Just a month ago Jo was still with us, and she’ll always be in our hearts — and “we will always have a part of Jo with us in her wonderful books,” as Wench Andrea/Cara recently said.
Jo wrote well over forty books and novellas, and we’ve each chosen our “favorites”—a word that loosely applies here. Choosing one or two over others wasn’t easy, but in the end the titles we picked all hold special meaning and resonance for each one of us. Some of us chose the same book. “Great minds and all that,” says Wench Joanna, “but see how differently we talk about it. A book is a collaboration between author and reader,” and the way we may respond to story and characters, and how we absorb and interpret a book, can be unique.
Recently, Jo's son Jonathan took this wonderful photo of his mother's many books--and her glittering collection of RITA awards.
Read our favorite picks -- and then tell us your favorite Jo Beverley books too!
Mary Jo Putney
So what is my favorite Jo Beverley book? This could be a difficult question. How about the stunning My Lady Notorious, first in the Malloren Series? Or how about Lady Beware, because of my unnatural fondness for Darien? Or her most recent, The Viscount Needs a Wife, which is subtle, original, and an overall delight?
And yet the choice turned out to be easy: Emily and the Dark Angel. It's one of her early traditional Regencies. It might have been the first book of hers that I read. It might have won the first (of five!) of her RITAs. Those details I don't remember.
What I do remember is that it is everything a Regency should be: beautifully written, rich with carefully woven historical detail, and superbly characterized, it is one of the best handsome rake/plain heroine books ever. Set in Melton Mowbray, the fashionable fox hunting capital of Regency society, the book features Emily Grantwich, a sensible twenty-six year old who is firmly on the shelf. She competently runs the family estate owned by her invalid father, and enjoys the challenges.
Verderan, the Dark Angel, is a notorious rake who inherits the adjoining estate--and proves that a man must be very charming to make a good rake! The growing relationship between them is both convincing and romantic--and just reading about the book made me pull one of my two copies off the keeper shelf because it's time for a re-read!
I went along my keeper shelf, looking at the old friends. It was pick one up and say, "Oh, yes. That's my favorite." Then I'd see the next one and open it and think, "No. This one is the best."
I sat dithering between Secrets of the Night, (so sensual), and An Arranged Marriage. (Oh, Nicholas. How could I NOT choose you?) And finally settled on An Unwilling Bride. The privileged heir of an aristocratic house and a prickly, radical schoolmistress are forced into marriage. There's resentment and distrust from the start and a chasm of social inequality that causes misunderstanding after misunderstanding.
Not the ingredients of a happy life together.
Many of Jo's books are about the needs and desires of strong men and women confronting the rigid, hierarchical society in which they live.
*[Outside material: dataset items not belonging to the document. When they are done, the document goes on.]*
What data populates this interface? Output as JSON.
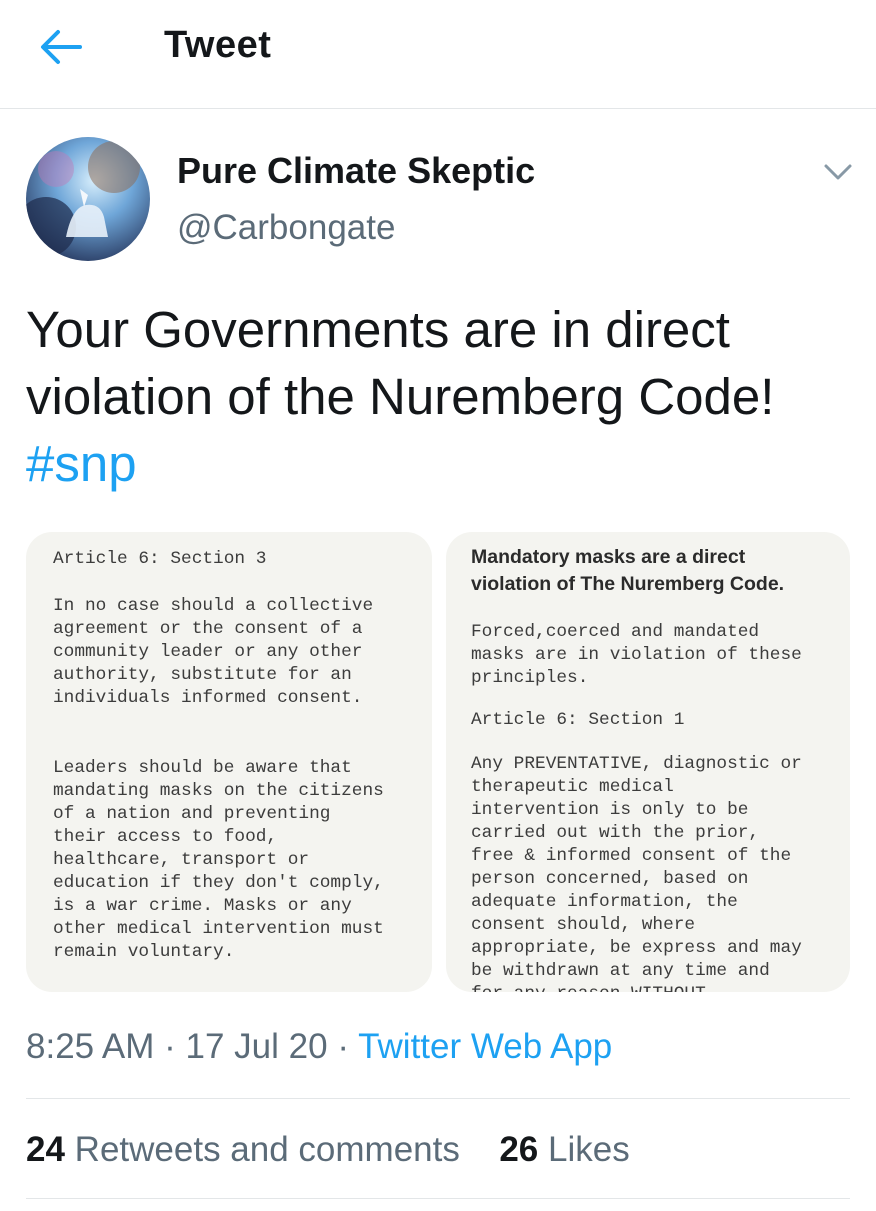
{
  "header": {
    "title": "Tweet"
  },
  "author": {
    "name": "Pure Climate Skeptic",
    "handle": "@Carbongate"
  },
  "tweet": {
    "text_line1": "Your Governments are in direct",
    "text_line2": "violation of the Nuremberg Code!",
    "hashtag": "#snp"
  },
  "images": {
    "left": {
      "heading": "Article 6: Section 3",
      "para1": "In no case should a collective\nagreement or the consent of a\ncommunity leader or any other\nauthority, substitute for an\nindividuals informed consent.",
      "para2": "Leaders should be aware that\nmandating masks on the citizens\nof a nation and preventing\ntheir access to food,\nhealthcare, transport or\neducation if they don't comply,\nis a war crime. Masks or any\nother medical intervention must\nremain voluntary."
    },
    "right": {
      "headline": "Mandatory masks are a direct\nviolation of The Nuremberg Code.",
      "para1": "Forced,coerced and mandated\nmasks are in violation of these\nprinciples.",
      "heading": "Article 6: Section 1",
      "para2": "Any PREVENTATIVE, diagnostic or\ntherapeutic medical\nintervention is only to be\ncarried out with the prior,\nfree & informed consent of the\nperson concerned, based on\nadequate information, the\nconsent should, where\nappropriate, be express and may\nbe withdrawn at any time and\nfor any reason WITHOUT"
    }
  },
  "meta": {
    "time": "8:25 AM",
    "sep1": " · ",
    "date": "17 Jul 20",
    "sep2": " · ",
    "app": "Twitter Web App"
  },
  "stats": {
    "retweets_count": "24",
    "retweets_label": "Retweets and comments",
    "likes_count": "26",
    "likes_label": "Likes"
  },
  "colors": {
    "accent": "#1da1f2",
    "secondary_text": "#5b6b78",
    "primary_text": "#14171a"
  },
  "icons": {
    "back": "arrow-left-icon",
    "menu": "chevron-down-icon"
  }
}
This is the boundary she continually explores. An Unwilling Bride is this conflict in almost pure form. It's the meticulous picking apart of the assumptions and attitudes of Beth and Lucien, two complex people who are so Georgian we believe in them utterly and so universally human that our hearts ache for them.
I love the gradual coming together of Beth and Lucien. I see them working at the relationship, deliberately uncovering their vulnerabilities, being honest. Kindliness and goodwill are as important as desire. I like that. I like to see friendship growing up beside love.
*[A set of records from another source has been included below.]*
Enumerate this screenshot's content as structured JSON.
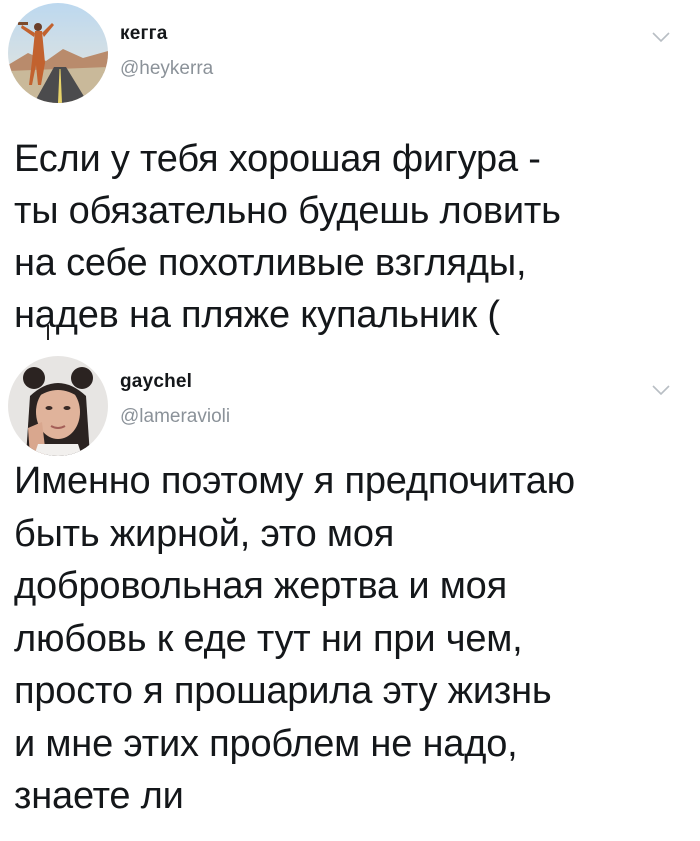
{
  "tweets": [
    {
      "author_name": "кегга",
      "author_handle": "@heykerra",
      "text": "Если у тебя хорошая фигура -\nты обязательно будешь ловить\nна себе похотливые взгляды,\nнадев на пляже купальник ("
    },
    {
      "author_name": "gaychel",
      "author_handle": "@lameravioli",
      "text": "Именно поэтому я предпочитаю\nбыть жирной, это моя\nдобровольная жертва и моя\nлюбовь к еде тут ни при чем,\nпросто я прошарила эту жизнь\nи мне этих проблем не надо,\nзнаете ли"
    }
  ],
  "colors": {
    "text": "#14171a",
    "secondary": "#8b9299",
    "chevron": "#b8bec4"
  },
  "icons": {
    "menu": "chevron-down-icon"
  }
}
What's special about Jo's work is not that she gets the historical clothing and countryside and forms of address correct. Though she does. Nobody does it better.
It's the strong, honorable people. She gets the people right.
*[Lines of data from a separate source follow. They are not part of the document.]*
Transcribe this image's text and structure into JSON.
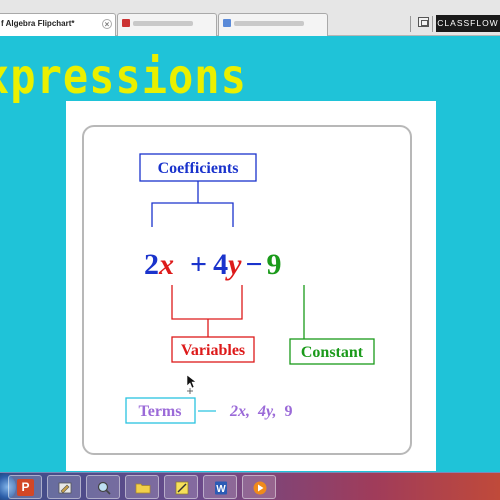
{
  "browser": {
    "tabs": [
      {
        "label": "f Algebra Flipchart*",
        "active": true
      },
      {
        "label": "",
        "active": false
      },
      {
        "label": "",
        "active": false
      }
    ],
    "brand": "CLASSFLOW"
  },
  "slide": {
    "title": "xpressions",
    "diagram": {
      "coefficients_label": "Coefficients",
      "expression": {
        "coef1": "2",
        "var1": "x",
        "plus": "+",
        "coef2": "4",
        "var2": "y",
        "minus": "−",
        "constant": "9"
      },
      "variables_label": "Variables",
      "constant_label": "Constant",
      "terms_label": "Terms",
      "terms": [
        "2x,",
        "4y,",
        "9"
      ]
    }
  },
  "taskbar": {
    "icons": [
      "start-orb-icon",
      "powerpoint-icon",
      "paint-icon",
      "search-icon",
      "folder-icon",
      "notes-icon",
      "word-icon",
      "media-player-icon"
    ]
  },
  "colors": {
    "background": "#1fc3d8",
    "title": "#eaf000",
    "coefficient_blue": "#1a33cc",
    "variable_red": "#dd1a1a",
    "constant_green": "#1a9a1a",
    "terms_cyan": "#2ac4e0",
    "terms_text": "#9b6ad8"
  }
}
Andrea Pickens/Cara Elliott
What can I say? Trying to pick a favorite Jo Beverley book is like trying to pick a favorite vintage champagne—each has its own uniquely nuanced taste, hue and effervescence but they all possess a brilliant sparkle and leave you feeling blissfully intoxicated! Jo was a master at creating compelling characters whose conflict created stories of depth and complexity. I think readers love her books because they are so real. Flaws, fears, difficult decisions, past mistakes—we all can relate to the struggle to define happiness and the struggle to find love. Her writing resonates with intelligence, a masterful command of language and history, and a true gift for storytelling.
Okay, do I REALLY have to pick a favorite? (She says with a heavy sigh.) If pressed, I guess I have to say An Unwilling Bride. For me it showcases all of Jo’s magnificent talents. She took what to most authors would have been a very difficult storyline and created unforgettable characters and crackling tension, all in such a thoughtful exploration of human nature—and then of course ended with the celebration of love as the ultimate redeeming power.
Love—it’s at the heart of romance books. And Jo, we love you.